Richard Price, leading novelist and Hollywood screenwriter, will discuss his new novel about crime and gentrification on New York’s Lower East Side on Thursday, April 10, 2008 at 8:00 p.m. in the Recital Hall, Performing Arts Center on the University at Albany’s uptown campus. Earlier that same day at 4:15 p.m. the author will present an informal seminar in the Assembly Hall, Campus Center on the uptown campus. The events are free and open to the public, and sponsored by the New York State Writers Institute.

PROFILE
Richard Price is one of America’s leading novelists, an author whose hard-boiled, provocative and often violent books transcend genre and earn superlative praise. Price is also one of the most sought-after writers of streetwise plots and dialogue for the motion picture industry.

His newest novel of crime and urban survival is “Lush Life” (2008), about the desperate fates of working class people left stranded by gentrification on New York’s Lower East Side.

In a starred review, “Publishers Weekly” said, “Master of the Bronx and Jersey projects, Price turns his unrelenting eye on Manhattan’s Lower East Side in this manic crescendo of a novel that explores the repercussions of a seemingly random shooting.... With its perfect dialogue and attention to the smallest detail, Price’s latest reminds readers why he’s one of the masters of American urban crime fiction.” In advance praise, Russell Banks said, “With‘Lush Life’ Richard Price has become our post-modern American Balzac. [He] writes the language we hear and speak better than any novelist around, living or dead....”

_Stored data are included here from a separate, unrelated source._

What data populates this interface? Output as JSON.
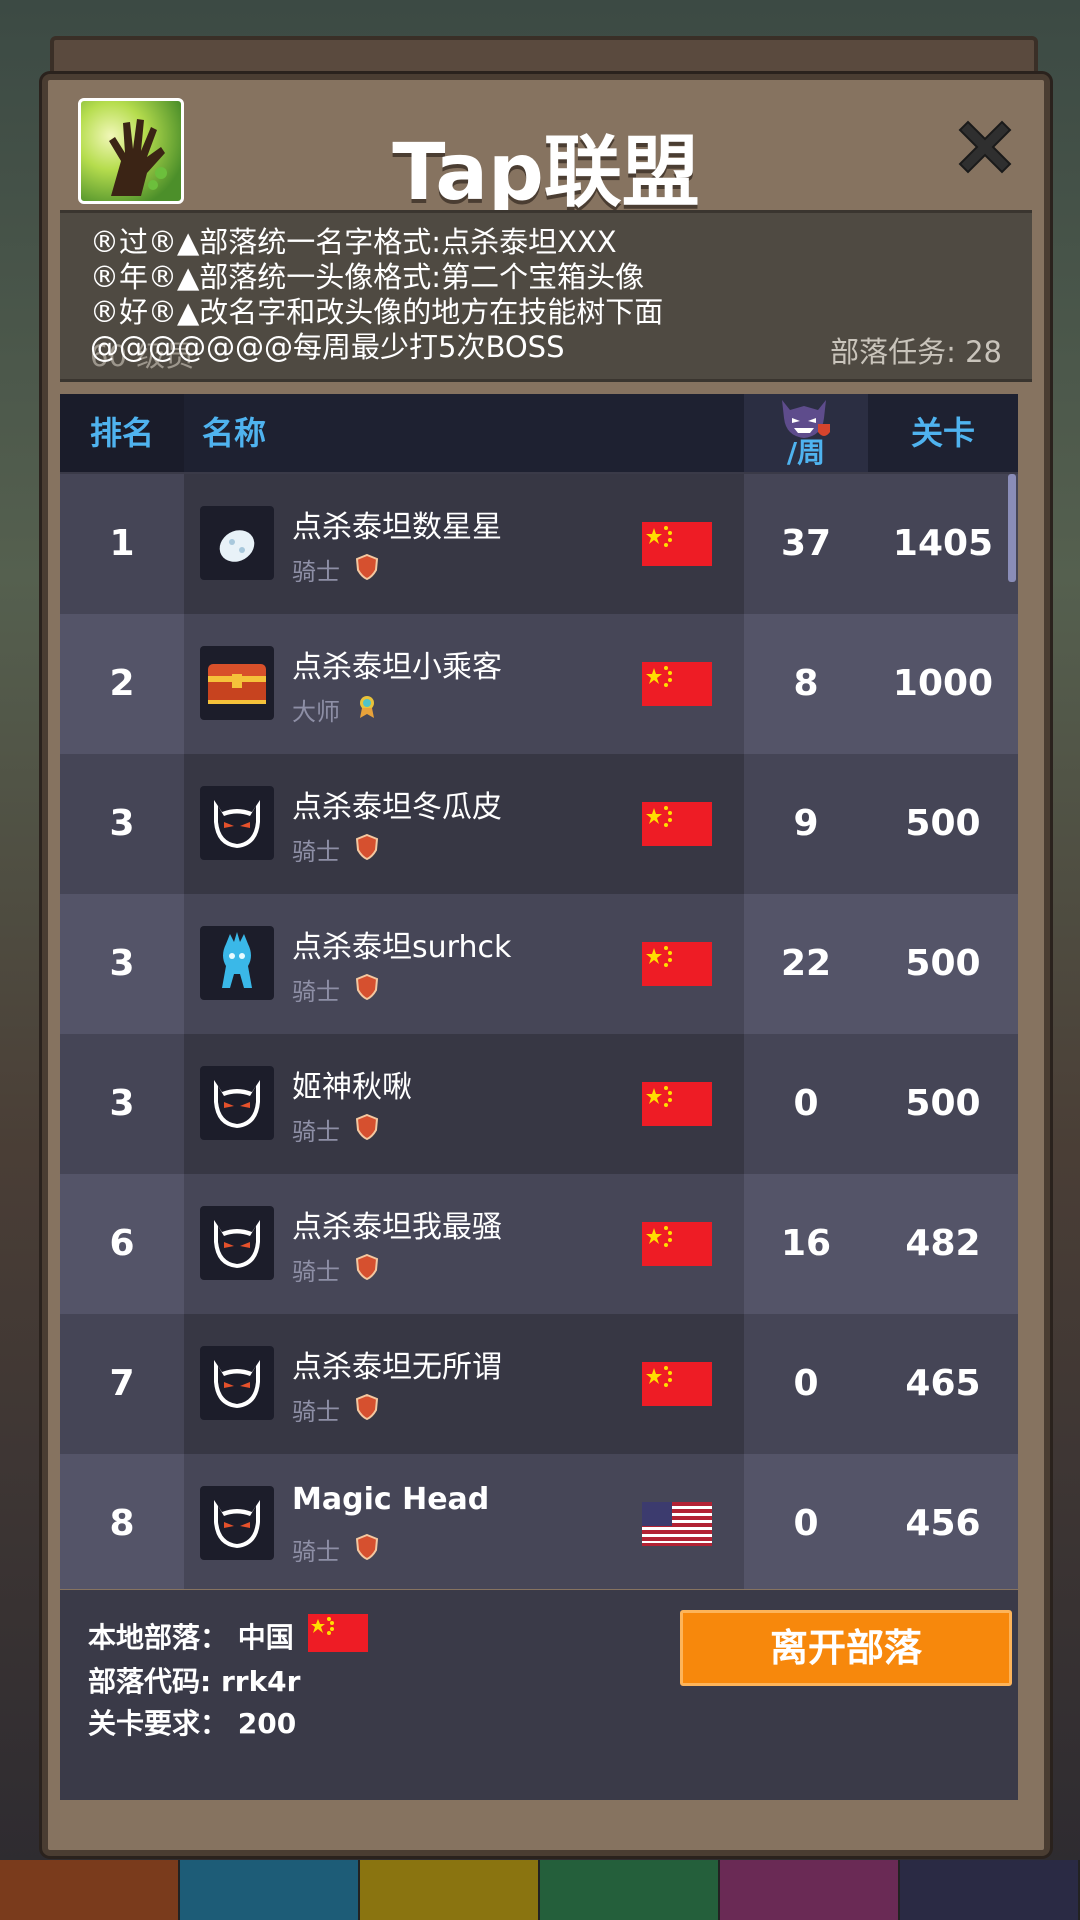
{
  "header": {
    "title": "Tap联盟"
  },
  "notice": {
    "lines": [
      "®过®▲部落统一名字格式:点杀泰坦XXX",
      "®年®▲部落统一头像格式:第二个宝箱头像",
      "®好®▲改名字和改头像的地方在技能树下面",
      "@@@@@@@每周最少打5次BOSS"
    ],
    "ghost": "60 级员",
    "task_label": "部落任务: 28"
  },
  "table": {
    "headers": {
      "rank": "排名",
      "name": "名称",
      "week": "/周",
      "level": "关卡"
    },
    "rows": [
      {
        "rank": "1",
        "name": "点杀泰坦数星星",
        "role": "骑士",
        "week": "37",
        "level": "1405",
        "avatar": "egg-icon",
        "flag": "cn"
      },
      {
        "rank": "2",
        "name": "点杀泰坦小乘客",
        "role": "大师",
        "week": "8",
        "level": "1000",
        "avatar": "treasure-chest-icon",
        "flag": "cn"
      },
      {
        "rank": "3",
        "name": "点杀泰坦冬瓜皮",
        "role": "骑士",
        "week": "9",
        "level": "500",
        "avatar": "demon-face-icon",
        "flag": "cn"
      },
      {
        "rank": "3",
        "name": "点杀泰坦surhck",
        "role": "骑士",
        "week": "22",
        "level": "500",
        "avatar": "ice-spirit-icon",
        "flag": "cn"
      },
      {
        "rank": "3",
        "name": "姬神秋啾",
        "role": "骑士",
        "week": "0",
        "level": "500",
        "avatar": "demon-face-icon",
        "flag": "cn"
      },
      {
        "rank": "6",
        "name": "点杀泰坦我最骚",
        "role": "骑士",
        "week": "16",
        "level": "482",
        "avatar": "demon-face-icon",
        "flag": "cn"
      },
      {
        "rank": "7",
        "name": "点杀泰坦无所谓",
        "role": "骑士",
        "week": "0",
        "level": "465",
        "avatar": "demon-face-icon",
        "flag": "cn"
      },
      {
        "rank": "8",
        "name": "Magic Head",
        "role": "骑士",
        "week": "0",
        "level": "456",
        "avatar": "demon-face-icon",
        "flag": "us"
      }
    ]
  },
  "footer": {
    "local_clan": "本地部落： 中国",
    "clan_code": "部落代码: rrk4r",
    "stage_req": "关卡要求： 200",
    "leave_button": "离开部落"
  },
  "colors": {
    "accent_blue": "#4fb3ef",
    "leave_orange": "#f7880c",
    "flag_red": "#ee1c25",
    "flag_yellow": "#ffde00"
  }
}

Price’s earlier novels include “Samaritan” (2003), “Freedomland” (1998), “Clockers” (1992), “Bloodbrothers” (1976), and “The Wanderers” (1974). The “New Yorker” reviewer said of “Samaritan,” “Giving new meaning to the term ‘inner city,’ Price yields up not just the familiar, blanched moonscape of urban blight but the inner lives and jackhammering hearts of those who pace and patrol it.”

Price received an Academy Award nomination for his screenplay for “The Color of Money” (1986), a film that netted Paul Newman an Oscar for Best Actor. Other screenwriting credits include John Singleton’s remake of “Shaft” (2000); Ron Howard’s “Ransom” (1996), starring Mel Gibson; “Kiss of Death” (1995), starring David Caruso and Samuel L. Jackson; “Mad Dog and Glory” and “Night and the City” (1992), both starring Robert De Niro; Martin Scorcese’s film segment “Life Lessons,” part of a trilogy of shorts included in the film “New York Stories” (1989); and “Arena Brains” (1988), starring Eric Bogosian.

Some of Richard Price’s novels have also been made into films, including the “The Wanderers” (1979), a film that has attracted a cult following, and “Bloodbrothers” (1978), starring Richard Gere and Paul Sorvino. Price is also the author of both novel and screenplay for Spike Lee’s “Clockers,” starring Harvey Keitel, and for “Freedomland” (2004), starring Morgan Freeman and Julianne Moore.
TV writing credits include four episodes of HBO’s hit series, “The Wire.”

NOTE:  In association with the writer’s visit, the film “Mad Dog and Glory,” with a script by Richard Price, and starring Robert DeNiro, Uma Thurman and Bill Murray, will be screened on the previous Friday, April 4, 2008 at 7:30 P.M. in Page Hall on the University at Albany’s downtown campus.